Lauréat appel à projets international "Réinventer la Seine 2017"

« Manufacture-sur-Seine, Réinventer la terre » est une architecture manifeste en terre crue conçue avec les architectes Wang Shu et Ly Wenyu (Amateur Architecture Studio) et l’agence Lipsky+Rollet. Le projet s’inscrit dans la trame des anciens bassins de l’usine des eaux d’Ivry et surplombe un système d’espaces verts ouverts sur la Seine.
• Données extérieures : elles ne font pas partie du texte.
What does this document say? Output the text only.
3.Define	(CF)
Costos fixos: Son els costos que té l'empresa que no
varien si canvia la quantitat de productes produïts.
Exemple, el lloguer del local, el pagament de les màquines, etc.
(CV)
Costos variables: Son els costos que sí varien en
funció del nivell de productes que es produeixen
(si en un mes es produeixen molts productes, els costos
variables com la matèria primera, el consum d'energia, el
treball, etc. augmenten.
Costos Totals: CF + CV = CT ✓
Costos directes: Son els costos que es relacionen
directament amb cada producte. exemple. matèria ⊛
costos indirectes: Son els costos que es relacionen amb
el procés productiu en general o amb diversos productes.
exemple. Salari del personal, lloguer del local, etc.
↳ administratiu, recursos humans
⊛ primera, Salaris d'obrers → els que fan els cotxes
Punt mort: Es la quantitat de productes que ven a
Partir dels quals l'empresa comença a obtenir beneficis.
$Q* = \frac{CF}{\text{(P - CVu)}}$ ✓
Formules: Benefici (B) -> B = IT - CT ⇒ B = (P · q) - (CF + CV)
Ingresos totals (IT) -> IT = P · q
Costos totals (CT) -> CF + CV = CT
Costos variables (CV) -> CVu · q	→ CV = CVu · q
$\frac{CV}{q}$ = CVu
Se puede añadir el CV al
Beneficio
Le « village » créé, en terre crue et ossatures béton et bois, est accompagné d’un « ruban » d’ateliers et de bureaux venant coiffer l’ancienne usine.

Economie circulaire
Mise en oeuvre de techniques de terre crue issue des terres de Paris
Agriculture urbaine, biodiversité
Service éco-systémique
Conception bas carbone

  • Contexte : Ivry-sur-seine
  • Condition : Appel à projets « Réinventer la seine »
  • Maîtrise d'ouvrage : Groupe Quartus / CPA CPS / Habitat et Humanisme
  • Surface : 58 150 m²
  • Budget : NC
  • Calendrier : Livraison 2024
  • Mission : Architectes coordinateurs + HQE + terre crue
  • Équipe : Amateur Architecture Studio (Wang Shu & Lu Wenyu), Lipsky + Rollet, Quartus immobilier
  • Chefs de projet : Lorenzo Fauvette (concours)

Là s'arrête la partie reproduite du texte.